Reputation: 41
I am trying to understand multiprocessing in python.
I made a test program that finds the max number from a set of lists. It works fine for a limited number of processes, but at some point the program hangs if I increase the number to say 5000 processes.
Am I doing something wrong? Why does it hang if I increase the number of processes?
Here is my code:
from multiprocessing import Process, Manager
import numpy.random as npyrnd
def getMaxRand(_num, shared_dict):
'''
create a list of random numbers
picks max from list
'''
print 'starting process num:', _num
rndList = npyrnd.random(size= 100)
maxrnd = max(rndList)
print 'ending process:', _num
shared_dict[_num] = maxrnd
if __name__ == '__main__':
processes = []
manager = Manager()
shared_dict= manager.dict()
for i in range(50): #hangs when this is increased to say 5000
p = Process(target=getMaxRand, args=( i, shared_dict))
processes.append(p)
for p in processes:
p.start()
for p in processes:
p.join()
print shared_dict
EDIT:Having read some of the responses, Its clear that I can not just arbitrarily create many processes, and hope that multiprocessing library queues them for me.
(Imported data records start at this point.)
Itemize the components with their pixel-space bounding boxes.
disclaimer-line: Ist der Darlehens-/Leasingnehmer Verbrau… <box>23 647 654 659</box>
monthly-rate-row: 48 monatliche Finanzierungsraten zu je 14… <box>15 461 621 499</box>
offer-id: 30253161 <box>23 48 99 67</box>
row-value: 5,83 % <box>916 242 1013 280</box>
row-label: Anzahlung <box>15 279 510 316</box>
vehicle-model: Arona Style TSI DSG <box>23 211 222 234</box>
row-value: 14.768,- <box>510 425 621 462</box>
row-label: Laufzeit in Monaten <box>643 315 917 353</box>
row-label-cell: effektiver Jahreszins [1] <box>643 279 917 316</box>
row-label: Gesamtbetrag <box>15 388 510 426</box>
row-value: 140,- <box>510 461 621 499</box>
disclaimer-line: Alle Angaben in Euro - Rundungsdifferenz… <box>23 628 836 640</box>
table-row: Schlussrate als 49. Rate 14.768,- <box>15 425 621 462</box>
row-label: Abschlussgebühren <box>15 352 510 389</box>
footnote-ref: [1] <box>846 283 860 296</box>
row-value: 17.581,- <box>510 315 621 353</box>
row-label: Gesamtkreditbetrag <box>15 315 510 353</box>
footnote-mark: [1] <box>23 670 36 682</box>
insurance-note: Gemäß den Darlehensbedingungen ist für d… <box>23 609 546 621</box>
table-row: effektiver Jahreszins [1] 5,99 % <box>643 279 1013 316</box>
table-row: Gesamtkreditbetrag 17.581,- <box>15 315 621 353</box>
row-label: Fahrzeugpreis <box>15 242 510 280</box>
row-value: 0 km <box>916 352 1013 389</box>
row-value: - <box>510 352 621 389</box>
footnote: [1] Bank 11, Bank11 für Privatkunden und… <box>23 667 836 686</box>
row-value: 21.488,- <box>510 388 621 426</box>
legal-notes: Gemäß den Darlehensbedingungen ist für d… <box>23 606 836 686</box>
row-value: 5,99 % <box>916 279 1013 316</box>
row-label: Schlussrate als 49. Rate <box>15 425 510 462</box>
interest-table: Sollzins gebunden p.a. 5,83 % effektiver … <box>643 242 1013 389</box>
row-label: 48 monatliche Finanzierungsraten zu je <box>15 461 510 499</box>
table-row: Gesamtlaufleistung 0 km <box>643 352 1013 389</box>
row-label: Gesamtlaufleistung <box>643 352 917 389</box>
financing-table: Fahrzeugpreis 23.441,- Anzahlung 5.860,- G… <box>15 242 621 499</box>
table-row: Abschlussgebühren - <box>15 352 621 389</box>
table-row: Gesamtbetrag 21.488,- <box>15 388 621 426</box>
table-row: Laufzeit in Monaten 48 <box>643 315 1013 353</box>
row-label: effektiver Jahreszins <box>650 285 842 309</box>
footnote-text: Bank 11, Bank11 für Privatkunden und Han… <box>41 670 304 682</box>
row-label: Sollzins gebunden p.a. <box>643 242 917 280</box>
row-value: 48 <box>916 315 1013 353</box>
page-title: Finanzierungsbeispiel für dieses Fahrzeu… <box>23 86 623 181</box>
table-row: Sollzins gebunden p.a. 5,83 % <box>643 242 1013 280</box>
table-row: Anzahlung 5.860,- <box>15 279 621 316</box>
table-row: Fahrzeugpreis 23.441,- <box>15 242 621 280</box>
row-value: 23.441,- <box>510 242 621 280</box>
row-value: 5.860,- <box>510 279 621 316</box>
So a follow up question for me is how can I determine a max number of processes that i can run simultaneously?
Upvotes: 2
Views: 4473
Reputation: 41
I managed to overcome the large number of processes hanging my PC. It appears to be working for a fairly large number of processes (I tested upto 50000)
This is how i approached the problem:
from multiprocessing import Pool
import numpy.random as npyrnd
full_result = {}
def getMaxRand(_num):
'''
create a list of random numbers
picks max from list
'''
print 'starting process num:', _num
rndList = npyrnd.random(size= 100)
maxrnd = max(rndList)
print 'ending process:', _num
return (_num, maxrnd)
def accumulateResults(result):
print 'getting result' , result
full_result[result[0]] = result[1]
def doProcesses():
pool = Pool(processes=8)
for i in range(5000): #if I increase this number will it crash?
pool.apply_async(getMaxRand, args=( i, ), callback=accumulateResults)
pool.close()
pool.join()
if __name__ == '__main__':
doProcesses()
print 'FINAL:', full_result
Thanks @mgilson and @Kylo for pointing me in this direction.
Upvotes: 2